In a federal court in Seattle, Washington on October 19, Bombardier, the Canadian plane maker, filed a lawsuit against Mitsubishi Aircraft Corporation (the aircraft arm of Mitsubishi Heavy Industries), Seattle-based Aerospace Testing Engineering & Certification Inc (AeroTEC) and several former Bombardier employees.

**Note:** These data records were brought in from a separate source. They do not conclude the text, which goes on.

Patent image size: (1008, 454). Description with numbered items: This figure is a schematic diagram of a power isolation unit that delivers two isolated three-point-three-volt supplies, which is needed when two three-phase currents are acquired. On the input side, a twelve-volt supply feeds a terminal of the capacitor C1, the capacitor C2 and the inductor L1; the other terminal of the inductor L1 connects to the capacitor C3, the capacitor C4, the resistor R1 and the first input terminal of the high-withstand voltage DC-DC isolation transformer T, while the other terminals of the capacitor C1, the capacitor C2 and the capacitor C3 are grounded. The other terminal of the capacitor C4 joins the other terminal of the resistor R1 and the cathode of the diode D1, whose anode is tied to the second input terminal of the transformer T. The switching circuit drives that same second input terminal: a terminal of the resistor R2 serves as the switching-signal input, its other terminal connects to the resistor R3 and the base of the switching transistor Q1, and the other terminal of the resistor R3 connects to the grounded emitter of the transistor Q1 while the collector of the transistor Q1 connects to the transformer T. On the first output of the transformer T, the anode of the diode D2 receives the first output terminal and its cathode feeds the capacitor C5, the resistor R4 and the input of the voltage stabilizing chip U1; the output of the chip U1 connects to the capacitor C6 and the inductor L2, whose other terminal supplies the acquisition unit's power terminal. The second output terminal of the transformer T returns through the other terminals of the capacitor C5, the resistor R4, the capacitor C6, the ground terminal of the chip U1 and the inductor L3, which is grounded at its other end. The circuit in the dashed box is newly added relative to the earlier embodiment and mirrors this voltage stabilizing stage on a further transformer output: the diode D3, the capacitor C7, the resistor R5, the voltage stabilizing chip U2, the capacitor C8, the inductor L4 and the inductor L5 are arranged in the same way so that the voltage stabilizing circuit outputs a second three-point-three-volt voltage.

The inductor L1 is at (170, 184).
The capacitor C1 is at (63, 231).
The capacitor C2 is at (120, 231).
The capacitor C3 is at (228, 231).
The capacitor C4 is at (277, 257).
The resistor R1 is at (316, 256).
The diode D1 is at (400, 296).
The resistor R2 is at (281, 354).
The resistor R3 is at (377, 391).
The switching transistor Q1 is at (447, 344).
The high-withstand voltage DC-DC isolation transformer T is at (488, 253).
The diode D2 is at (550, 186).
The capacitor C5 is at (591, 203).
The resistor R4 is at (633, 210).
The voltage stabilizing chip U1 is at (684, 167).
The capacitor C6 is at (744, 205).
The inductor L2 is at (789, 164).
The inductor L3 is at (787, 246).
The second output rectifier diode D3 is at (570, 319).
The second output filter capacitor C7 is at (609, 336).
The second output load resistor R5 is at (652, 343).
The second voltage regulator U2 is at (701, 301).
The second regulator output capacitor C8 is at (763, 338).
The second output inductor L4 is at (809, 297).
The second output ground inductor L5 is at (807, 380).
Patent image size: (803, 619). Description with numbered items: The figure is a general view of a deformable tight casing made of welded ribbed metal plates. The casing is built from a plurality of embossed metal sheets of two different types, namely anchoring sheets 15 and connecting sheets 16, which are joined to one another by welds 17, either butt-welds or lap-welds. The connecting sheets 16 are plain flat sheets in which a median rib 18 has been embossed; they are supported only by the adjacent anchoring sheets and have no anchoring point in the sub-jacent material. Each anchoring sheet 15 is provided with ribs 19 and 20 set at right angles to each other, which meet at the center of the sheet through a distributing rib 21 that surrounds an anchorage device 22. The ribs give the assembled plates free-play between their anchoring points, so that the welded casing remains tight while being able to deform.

AeroTEC is currently aiding Mitsubishi Aircraft obtain 90-passenger jet certification by regulatory bodies. Bombardier is alleging that a number of their employees who were recruited by Mitsubishi or AeroTEC took confidential documents and data with them which was related to the certification of airplanes in Canada and the United States. Bombardier has requested a preliminary injunction stopping Mitsubishi Aircraft from using any of the information it claims has been taken by former employees who are alleged to have emailed copies of sensitive documents to their private email accounts prior to leaving Bombardier.
While AeroTEC has yet to comment, Mitsubishi Aircraft have openly denied any wrongdoing, calling Bombardier’s allegations “groundless.”
The Mitsubishi Regional Aircraft (MRJ) is the first passenger plane to be built in Japan since the 1960s and the project has been plagued by constant delays. While the initial launch date had been penned in for 2013, it is now anticipated that ANA Holdings, the launch customer, will not receive the first aircraft delivery until 2020.
One of the reasons cited by Mitsubishi Aircraft for delays in the past has been obtaining certification. Bombardier is anxious that the MRJ will be the forerunner to additional jets which will compete directly with what was the Bombardier 110-130-seat CSeries, recently renamed the Airbus A220.
Bombardier said it took it nearly a decade to take its CSeries from concept to commercial flight and that only four companies since 2000 had been able to develop a “clean-sheet” aircraft program approved by regulators in Canada, Europe and the United States.